The following two examples use Minitab to find the area under a normal distribution that is greater than a given value. The first example uses the standard normal distribution (i.e., z distribution), which has a mean of 0 and standard deviation of 1; this is the default when first constructing a probability distribution plot in Minitab. The second example models a normal distribution with a mean of 65 and standard deviation of 5.
Later in this lesson we'll see that these methods can be used to identify p values when conducting right-tailed hypothesis tests.
Minitab® – Proportion Greater Than a Value on a Normal Distribution
Question: What proportion of the standard normal distribution is greater than a z score of 2?

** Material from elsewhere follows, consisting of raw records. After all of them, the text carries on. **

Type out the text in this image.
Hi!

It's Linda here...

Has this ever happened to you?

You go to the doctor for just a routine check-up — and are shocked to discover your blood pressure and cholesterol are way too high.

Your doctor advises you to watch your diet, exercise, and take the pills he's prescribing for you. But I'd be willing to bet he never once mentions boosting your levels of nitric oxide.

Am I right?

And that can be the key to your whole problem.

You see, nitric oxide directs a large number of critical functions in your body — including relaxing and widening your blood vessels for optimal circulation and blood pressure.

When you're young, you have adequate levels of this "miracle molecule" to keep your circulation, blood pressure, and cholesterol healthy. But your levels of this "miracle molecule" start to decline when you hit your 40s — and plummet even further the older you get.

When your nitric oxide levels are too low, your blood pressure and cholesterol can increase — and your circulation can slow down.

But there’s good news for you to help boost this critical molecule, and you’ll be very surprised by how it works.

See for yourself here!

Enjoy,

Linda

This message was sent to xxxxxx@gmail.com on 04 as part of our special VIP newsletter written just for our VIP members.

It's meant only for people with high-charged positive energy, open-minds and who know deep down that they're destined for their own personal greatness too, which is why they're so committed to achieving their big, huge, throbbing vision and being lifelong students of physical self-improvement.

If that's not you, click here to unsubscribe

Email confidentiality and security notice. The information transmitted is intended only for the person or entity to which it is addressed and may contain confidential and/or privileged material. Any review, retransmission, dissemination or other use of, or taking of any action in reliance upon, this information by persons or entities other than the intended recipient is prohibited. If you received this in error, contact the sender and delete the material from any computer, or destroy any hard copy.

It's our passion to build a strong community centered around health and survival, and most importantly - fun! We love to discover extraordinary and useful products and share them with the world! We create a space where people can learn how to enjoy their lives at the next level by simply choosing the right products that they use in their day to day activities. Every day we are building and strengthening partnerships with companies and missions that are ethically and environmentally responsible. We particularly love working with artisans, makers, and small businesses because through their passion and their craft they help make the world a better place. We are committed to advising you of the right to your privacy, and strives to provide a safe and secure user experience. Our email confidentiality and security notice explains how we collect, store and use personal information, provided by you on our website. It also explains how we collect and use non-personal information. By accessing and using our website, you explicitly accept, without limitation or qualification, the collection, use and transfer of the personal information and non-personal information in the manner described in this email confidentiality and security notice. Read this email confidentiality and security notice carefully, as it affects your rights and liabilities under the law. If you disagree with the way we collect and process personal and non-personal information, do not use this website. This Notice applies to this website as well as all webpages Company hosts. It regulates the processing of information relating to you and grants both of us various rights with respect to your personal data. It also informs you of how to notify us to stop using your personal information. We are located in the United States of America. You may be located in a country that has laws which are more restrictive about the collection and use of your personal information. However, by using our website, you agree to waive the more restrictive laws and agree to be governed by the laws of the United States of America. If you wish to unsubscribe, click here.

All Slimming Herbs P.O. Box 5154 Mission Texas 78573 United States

Recall that the standard normal distribution (i.e., z distribution) has a mean of 0 and standard deviation of 1. This is the default normal distribution in Minitab.
- From the tool bar select Graph > Probability Distribution Plot > One Curve > View Probability
- Check that the Mean is 0 and the Standard deviation is 1
- Select Options
- Select A specified x value
- Select Right tail
- For X value enter 2
- Click Ok
- Click Ok
This should result in the following output:
The area of the z distribution that is greater than 2 is 0.02275.
This could also be written in probability notation as P(z > 2) = 0.02275.
Minitab® – Proportion Greater Than a Value on a Normal Distribution
Question: Vehicle speeds at a highway location have a normal distribution with a mean of 65 mph and a standard deviation of 5 mph. What is the probability that a randomly selected vehicle will be going more than 73 mph?
Let's construct a normal distribution with a mean of 65 and standard deviation of 5 to find the area greater than 73.
To calculate a probability for values greater than a given value in Minitab:
- From the tool bar select Graph > Probability Distribution Plot > One Curve > View Probability
- Change the Mean to 65 and the Standard deviation to 5
- Select Options
- Select A specified x value
- Select Right tail
- For X value enter 73
- Click Ok
- Click Ok
This should result in the following output:
On a normal distribution with a mean of 65 and standard deviation of 5, the proportion greater than 73 is 0.05480.
In other words, 5.480% of vehicles will be going more than 73 mph.